Bonaccorso ha ricordato come la bioeconomia abbia raggiunto in Italia nel 2023 un valore di 437,5 miliardi di euro, con circa 2 milioni di occupati, e ha sottolineato l’importanza di un quadro normativo stabile e coerente per sostenere gli investimenti in questo ambito. “La bioeconomia – ha spiegato – non è solo uno strumento di sviluppo, ma anche un presidio strategico contro il cambiamento climatico e per l’autonomia energetica nazionale”.

Diana Lenzi ha evidenziato le difficoltà per le imprese agricole nel sostenere gli investimenti necessari a implementare un modello circolare moderno, mentre Farella ha rimarcato come la bioeconomia non sia ancora pienamente riconosciuta come ambito di policy specifica. I suoi strumenti, infatti, sono ancora dispersi in molteplici programmi di sostegno allo sviluppo sostenibile, senza un’adeguata valorizzazione economica.

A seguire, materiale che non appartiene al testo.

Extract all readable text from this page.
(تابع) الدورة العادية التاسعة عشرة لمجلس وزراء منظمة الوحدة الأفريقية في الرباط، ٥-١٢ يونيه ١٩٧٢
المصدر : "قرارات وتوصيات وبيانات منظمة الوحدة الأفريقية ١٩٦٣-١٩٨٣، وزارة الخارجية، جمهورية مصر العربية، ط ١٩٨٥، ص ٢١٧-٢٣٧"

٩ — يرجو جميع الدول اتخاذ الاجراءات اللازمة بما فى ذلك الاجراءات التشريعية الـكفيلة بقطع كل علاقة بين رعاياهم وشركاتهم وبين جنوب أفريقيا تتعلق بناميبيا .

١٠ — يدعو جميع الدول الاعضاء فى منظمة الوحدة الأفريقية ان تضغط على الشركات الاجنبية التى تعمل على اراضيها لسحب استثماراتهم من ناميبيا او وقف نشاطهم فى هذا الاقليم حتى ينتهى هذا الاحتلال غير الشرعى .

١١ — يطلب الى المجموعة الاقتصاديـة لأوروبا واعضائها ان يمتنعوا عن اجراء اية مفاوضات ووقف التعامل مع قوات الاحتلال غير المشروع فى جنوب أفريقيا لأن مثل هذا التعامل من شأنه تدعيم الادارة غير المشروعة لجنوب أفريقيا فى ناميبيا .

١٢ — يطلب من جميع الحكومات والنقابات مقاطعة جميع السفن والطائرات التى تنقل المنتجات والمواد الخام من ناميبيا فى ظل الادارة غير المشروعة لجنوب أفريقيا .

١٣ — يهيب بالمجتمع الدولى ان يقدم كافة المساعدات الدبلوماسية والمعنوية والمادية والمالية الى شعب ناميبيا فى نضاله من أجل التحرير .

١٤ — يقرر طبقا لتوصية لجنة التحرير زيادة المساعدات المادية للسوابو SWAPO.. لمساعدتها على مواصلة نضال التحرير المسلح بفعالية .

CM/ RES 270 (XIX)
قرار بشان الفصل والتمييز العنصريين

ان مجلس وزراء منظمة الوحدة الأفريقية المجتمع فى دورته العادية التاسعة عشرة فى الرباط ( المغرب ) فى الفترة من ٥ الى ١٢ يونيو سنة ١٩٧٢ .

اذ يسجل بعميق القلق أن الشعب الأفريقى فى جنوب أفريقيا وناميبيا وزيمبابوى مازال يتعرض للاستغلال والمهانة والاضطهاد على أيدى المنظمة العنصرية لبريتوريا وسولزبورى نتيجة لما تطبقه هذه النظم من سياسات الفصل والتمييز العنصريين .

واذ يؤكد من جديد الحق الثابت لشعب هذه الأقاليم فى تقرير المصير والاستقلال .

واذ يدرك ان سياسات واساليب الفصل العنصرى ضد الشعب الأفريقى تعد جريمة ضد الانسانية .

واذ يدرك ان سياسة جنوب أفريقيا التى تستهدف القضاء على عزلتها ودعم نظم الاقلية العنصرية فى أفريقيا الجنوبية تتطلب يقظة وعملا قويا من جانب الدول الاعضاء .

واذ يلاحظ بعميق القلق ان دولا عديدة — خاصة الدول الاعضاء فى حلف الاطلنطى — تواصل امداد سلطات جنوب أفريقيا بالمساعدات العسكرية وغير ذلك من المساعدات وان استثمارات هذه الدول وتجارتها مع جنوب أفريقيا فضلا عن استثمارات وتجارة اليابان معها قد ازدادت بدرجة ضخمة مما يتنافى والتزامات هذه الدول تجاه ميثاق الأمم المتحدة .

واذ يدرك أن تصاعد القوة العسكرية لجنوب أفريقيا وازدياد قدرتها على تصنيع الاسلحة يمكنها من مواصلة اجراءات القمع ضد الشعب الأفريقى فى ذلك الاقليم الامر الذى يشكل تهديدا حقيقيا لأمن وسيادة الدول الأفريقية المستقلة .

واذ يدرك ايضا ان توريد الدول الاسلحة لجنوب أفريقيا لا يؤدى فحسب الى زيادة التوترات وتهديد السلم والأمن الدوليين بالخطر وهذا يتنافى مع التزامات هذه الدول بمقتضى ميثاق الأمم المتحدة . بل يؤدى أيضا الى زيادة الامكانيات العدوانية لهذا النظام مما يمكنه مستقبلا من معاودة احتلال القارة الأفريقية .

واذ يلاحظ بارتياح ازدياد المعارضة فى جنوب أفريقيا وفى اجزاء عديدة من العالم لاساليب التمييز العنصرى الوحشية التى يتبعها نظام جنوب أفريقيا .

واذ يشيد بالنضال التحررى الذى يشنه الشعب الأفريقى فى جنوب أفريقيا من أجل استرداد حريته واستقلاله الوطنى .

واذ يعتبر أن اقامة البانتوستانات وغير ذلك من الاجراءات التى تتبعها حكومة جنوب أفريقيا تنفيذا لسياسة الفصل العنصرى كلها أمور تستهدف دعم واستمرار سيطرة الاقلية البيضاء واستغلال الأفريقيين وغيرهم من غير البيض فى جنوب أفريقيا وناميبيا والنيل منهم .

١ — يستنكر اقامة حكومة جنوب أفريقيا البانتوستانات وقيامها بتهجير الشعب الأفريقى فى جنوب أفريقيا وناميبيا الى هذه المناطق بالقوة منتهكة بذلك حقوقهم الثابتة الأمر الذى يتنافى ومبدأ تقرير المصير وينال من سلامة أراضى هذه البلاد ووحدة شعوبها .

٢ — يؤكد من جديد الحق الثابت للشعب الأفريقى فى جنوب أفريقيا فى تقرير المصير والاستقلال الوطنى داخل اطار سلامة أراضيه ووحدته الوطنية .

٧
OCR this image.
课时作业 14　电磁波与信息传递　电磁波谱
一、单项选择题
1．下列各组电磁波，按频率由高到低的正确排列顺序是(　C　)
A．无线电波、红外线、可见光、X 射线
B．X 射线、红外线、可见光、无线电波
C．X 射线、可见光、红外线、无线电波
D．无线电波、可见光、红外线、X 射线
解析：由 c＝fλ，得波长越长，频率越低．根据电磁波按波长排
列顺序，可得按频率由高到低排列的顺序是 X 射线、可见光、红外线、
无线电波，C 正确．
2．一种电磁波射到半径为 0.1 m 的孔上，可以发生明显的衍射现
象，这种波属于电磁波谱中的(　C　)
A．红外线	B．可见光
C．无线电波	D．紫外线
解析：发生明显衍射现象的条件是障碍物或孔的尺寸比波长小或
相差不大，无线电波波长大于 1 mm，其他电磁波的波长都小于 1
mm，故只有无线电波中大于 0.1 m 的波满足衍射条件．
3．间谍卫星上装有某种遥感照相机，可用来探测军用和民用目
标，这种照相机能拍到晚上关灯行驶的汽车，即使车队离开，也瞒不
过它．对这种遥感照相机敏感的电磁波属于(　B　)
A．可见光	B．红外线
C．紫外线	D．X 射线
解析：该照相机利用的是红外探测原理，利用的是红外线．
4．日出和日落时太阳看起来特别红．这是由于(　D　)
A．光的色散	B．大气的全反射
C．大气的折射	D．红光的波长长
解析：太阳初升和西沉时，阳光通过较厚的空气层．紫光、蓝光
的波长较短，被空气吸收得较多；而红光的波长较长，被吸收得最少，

Dal punto di vista operativo, FEM sta lavorando su un modello di bioeconomia locale integrato, che unisce la produzione di energia rinnovabile al recupero di sostanze organiche per mantenere la fertilità dei suoli, ridurre l’uso di fertilizzanti chimici e valorizzare gli ecosistemi. Silvia Silvestri ha illustrato come la fondazione stia mappando le aziende agricole e della trasformazione, stimando il potenziale delle biomasse residuali, le loro capacità energetiche e il contenuto di nutrienti riutilizzabili come l’azoto e il fosforo, con l’obiettivo di ridurre l’impatto ambientale e proteggere suolo e risorse idriche.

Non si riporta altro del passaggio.